Reputation: 169
When I upload a .csv file using boto3 (Python), the last few rows of data get cut off. The size of the file is 268KB which should not to be too big for non-multipart upload. Here is my code:
import boto3
s3 = boto3.client('s3')
s3 = boto3.resource('s3')
s3.meta.client.upload_file(report_file.name, 'raw-data-bucket', 'Reports/report.csv')
*These are not exact bucket and path I've used but they suould be irrelevant in this case
Any help would be appriciated.
Upvotes: 3
Views: 2862
Reputation: 21
I had this issue because I was performing the upload before closing my filehandle. As someone else suggested closing the file first and then uploading fixed the issue.
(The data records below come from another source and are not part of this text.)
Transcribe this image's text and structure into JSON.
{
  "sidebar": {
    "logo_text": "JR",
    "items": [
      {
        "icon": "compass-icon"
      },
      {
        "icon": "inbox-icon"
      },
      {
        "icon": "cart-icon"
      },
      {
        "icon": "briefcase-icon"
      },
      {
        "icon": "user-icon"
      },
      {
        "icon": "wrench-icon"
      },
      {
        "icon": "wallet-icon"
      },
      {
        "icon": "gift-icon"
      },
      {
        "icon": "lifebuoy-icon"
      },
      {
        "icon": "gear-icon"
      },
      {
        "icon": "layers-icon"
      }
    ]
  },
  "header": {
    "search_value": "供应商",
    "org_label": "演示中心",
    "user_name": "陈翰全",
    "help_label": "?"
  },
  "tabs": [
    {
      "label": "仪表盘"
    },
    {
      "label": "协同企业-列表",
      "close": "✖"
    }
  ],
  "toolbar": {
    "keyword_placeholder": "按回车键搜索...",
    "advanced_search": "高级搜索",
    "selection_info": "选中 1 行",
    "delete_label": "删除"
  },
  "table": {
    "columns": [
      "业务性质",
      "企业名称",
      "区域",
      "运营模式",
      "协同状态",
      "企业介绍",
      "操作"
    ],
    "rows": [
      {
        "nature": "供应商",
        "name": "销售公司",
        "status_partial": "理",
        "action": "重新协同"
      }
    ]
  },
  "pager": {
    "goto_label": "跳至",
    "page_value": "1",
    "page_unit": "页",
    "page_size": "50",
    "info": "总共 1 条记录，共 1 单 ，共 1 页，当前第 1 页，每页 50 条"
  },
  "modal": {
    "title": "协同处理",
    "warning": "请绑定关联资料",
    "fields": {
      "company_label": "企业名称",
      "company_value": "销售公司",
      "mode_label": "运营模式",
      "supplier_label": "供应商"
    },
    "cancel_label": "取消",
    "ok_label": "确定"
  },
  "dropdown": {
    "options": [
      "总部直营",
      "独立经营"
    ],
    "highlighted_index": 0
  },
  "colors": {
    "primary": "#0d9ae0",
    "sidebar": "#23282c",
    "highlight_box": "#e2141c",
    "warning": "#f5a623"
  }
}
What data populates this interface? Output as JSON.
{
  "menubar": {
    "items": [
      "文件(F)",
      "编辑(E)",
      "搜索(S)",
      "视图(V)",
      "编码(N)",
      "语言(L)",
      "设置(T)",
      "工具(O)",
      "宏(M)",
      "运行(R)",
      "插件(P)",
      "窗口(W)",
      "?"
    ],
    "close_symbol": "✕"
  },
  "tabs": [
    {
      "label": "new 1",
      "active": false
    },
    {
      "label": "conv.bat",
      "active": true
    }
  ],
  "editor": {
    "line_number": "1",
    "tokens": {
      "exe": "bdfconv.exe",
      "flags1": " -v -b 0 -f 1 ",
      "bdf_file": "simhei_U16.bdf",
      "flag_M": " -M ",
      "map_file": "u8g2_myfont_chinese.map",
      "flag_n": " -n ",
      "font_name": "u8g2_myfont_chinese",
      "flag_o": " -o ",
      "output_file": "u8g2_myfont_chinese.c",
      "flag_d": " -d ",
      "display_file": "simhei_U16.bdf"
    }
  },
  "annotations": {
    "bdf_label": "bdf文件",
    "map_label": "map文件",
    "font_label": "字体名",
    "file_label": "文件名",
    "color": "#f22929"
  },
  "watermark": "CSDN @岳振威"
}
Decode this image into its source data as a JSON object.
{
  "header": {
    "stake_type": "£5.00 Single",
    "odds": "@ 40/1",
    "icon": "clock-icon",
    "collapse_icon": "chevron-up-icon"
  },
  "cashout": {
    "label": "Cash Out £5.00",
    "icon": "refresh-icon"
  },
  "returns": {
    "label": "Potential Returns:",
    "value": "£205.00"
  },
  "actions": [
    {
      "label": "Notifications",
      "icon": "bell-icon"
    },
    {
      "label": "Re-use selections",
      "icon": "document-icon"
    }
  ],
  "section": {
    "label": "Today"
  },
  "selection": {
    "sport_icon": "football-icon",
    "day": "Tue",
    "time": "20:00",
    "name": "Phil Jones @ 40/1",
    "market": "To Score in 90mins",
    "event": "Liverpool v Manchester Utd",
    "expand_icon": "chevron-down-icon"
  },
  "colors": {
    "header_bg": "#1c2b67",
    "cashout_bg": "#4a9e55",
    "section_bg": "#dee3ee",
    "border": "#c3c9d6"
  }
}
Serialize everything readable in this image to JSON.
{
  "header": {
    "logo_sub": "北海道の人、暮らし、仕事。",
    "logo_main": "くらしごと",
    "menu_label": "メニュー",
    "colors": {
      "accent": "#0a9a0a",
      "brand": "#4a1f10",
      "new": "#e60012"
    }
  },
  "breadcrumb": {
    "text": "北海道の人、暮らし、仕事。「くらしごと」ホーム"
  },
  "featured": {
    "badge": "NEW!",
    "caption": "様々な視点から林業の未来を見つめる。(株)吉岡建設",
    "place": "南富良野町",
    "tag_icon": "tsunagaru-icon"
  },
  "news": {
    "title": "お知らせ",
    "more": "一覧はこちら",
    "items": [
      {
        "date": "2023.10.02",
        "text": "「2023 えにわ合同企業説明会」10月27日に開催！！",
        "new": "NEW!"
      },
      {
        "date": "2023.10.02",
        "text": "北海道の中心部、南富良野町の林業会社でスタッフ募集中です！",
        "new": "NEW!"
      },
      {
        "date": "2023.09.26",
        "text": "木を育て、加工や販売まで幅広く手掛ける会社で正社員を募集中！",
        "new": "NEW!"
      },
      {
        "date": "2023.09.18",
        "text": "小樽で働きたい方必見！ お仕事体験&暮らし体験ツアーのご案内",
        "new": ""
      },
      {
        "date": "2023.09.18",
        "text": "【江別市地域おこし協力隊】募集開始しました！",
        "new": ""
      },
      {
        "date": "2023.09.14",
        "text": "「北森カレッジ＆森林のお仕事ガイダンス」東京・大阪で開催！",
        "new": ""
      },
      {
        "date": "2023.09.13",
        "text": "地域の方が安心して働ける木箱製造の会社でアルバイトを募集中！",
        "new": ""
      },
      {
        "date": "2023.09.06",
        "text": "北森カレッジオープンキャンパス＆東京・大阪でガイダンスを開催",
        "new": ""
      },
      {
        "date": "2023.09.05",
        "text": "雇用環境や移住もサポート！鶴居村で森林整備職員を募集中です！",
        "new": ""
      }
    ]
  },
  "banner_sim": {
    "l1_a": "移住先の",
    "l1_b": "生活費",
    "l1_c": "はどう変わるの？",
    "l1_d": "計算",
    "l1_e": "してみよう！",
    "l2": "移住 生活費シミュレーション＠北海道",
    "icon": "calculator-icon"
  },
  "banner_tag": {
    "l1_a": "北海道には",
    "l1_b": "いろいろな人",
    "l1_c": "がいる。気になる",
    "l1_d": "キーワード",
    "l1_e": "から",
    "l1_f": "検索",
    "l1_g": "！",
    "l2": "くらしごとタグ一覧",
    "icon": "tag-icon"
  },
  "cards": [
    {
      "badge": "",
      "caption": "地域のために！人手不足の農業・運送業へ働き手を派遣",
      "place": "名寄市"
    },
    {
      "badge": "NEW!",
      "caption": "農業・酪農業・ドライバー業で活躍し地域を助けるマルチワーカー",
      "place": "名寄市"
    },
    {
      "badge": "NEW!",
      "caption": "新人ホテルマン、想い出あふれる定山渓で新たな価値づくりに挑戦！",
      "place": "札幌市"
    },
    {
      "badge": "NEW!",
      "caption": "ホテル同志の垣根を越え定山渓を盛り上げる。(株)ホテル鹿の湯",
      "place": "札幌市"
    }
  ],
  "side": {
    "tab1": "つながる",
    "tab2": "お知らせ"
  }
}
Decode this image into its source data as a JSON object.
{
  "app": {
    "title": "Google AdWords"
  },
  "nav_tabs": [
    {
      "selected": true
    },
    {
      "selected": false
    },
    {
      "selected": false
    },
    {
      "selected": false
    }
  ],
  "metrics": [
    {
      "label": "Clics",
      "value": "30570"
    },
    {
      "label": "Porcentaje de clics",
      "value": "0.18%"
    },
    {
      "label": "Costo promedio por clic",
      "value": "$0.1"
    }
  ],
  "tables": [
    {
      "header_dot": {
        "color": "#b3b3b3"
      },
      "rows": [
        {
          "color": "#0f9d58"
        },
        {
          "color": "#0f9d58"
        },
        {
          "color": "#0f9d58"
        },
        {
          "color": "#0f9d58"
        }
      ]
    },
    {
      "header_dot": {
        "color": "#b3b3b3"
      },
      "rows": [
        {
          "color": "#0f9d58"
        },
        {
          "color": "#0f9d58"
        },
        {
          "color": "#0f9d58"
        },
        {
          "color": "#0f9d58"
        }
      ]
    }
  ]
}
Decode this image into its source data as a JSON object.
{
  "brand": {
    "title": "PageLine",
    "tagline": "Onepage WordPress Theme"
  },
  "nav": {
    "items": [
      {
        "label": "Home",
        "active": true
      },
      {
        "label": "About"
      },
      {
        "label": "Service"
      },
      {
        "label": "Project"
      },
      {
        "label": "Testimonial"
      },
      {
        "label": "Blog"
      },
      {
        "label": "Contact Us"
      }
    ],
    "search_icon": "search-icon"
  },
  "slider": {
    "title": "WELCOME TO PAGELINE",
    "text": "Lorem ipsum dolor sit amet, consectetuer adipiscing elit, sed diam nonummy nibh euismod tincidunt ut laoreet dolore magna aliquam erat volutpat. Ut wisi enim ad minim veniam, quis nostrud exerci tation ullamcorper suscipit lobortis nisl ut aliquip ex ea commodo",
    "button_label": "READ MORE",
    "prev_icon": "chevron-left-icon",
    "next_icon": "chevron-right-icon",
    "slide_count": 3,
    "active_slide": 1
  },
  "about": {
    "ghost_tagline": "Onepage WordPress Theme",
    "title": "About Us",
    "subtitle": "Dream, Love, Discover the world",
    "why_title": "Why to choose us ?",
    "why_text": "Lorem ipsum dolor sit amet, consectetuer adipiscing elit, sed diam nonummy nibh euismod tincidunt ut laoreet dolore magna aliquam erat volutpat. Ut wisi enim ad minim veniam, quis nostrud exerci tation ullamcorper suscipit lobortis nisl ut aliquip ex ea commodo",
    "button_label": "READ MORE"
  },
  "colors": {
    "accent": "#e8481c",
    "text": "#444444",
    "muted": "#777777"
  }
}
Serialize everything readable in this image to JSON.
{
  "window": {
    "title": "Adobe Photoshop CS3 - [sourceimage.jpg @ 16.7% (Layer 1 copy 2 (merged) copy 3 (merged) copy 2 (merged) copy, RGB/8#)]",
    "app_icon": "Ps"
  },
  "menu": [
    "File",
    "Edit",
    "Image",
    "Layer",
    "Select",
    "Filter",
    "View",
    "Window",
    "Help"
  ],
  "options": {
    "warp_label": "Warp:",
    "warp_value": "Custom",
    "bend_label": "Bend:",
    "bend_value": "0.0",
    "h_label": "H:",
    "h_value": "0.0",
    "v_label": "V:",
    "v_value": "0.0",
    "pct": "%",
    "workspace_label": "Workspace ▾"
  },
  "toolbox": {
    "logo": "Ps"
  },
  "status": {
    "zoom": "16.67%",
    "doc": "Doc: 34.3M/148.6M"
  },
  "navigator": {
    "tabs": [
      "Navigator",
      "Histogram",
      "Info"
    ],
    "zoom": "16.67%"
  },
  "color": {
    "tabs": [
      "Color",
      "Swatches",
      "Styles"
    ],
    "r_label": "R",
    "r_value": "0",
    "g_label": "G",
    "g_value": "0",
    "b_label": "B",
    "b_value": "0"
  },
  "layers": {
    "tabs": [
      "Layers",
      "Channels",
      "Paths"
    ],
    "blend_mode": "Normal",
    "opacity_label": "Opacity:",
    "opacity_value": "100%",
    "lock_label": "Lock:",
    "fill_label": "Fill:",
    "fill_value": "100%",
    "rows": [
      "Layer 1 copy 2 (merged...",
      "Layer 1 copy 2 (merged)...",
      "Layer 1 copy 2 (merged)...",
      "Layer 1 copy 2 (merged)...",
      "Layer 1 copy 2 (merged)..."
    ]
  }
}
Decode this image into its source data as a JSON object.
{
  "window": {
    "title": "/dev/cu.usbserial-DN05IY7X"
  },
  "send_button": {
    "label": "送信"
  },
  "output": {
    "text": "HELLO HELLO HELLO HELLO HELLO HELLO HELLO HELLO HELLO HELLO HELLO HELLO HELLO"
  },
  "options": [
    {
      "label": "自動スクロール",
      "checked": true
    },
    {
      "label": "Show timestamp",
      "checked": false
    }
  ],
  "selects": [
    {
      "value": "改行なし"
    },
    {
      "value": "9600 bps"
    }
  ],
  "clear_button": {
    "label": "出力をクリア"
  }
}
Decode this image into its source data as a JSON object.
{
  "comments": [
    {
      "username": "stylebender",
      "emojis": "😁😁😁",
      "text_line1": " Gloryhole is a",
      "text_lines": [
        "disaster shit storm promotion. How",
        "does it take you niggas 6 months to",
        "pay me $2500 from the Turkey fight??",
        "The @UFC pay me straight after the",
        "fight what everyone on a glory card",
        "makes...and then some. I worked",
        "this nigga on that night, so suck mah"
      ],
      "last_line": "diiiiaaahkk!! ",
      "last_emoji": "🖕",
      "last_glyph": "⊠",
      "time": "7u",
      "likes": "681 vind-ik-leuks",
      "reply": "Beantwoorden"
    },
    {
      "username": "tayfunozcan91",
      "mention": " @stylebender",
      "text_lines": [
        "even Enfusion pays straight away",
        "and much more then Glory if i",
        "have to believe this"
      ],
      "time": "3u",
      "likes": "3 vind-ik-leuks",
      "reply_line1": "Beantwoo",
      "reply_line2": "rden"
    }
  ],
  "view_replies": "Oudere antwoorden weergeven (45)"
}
This caused the uploaded file to be missing the last chunk.
import boto3
client = boto3.client("s3")
data = {...}
with open("file.json", "w") as f:
json.dump(data, f)
client.upload_file("file.json", "my-bucket", "some/prefix/file.json")
This resolved my issue:
import boto3
client = boto3.client("s3")
data = {...}
with open("file.json", "w") as f:
json.dump(data, f)
client.upload_file("file.json", "my-bucket", "some/prefix/file.json")
Upvotes: 2
Reputation: 88
Have you closed the file you are uploading to S3 before using .upload_file() ? I had the exact same problem with my *.CSV file upoads, and solved it by explicitly closing each file before uploading it, and the problem was solved. No more truncated *.CSV files.
Upvotes: 4
Reputation: 13166
Stick with one service(either resource or client).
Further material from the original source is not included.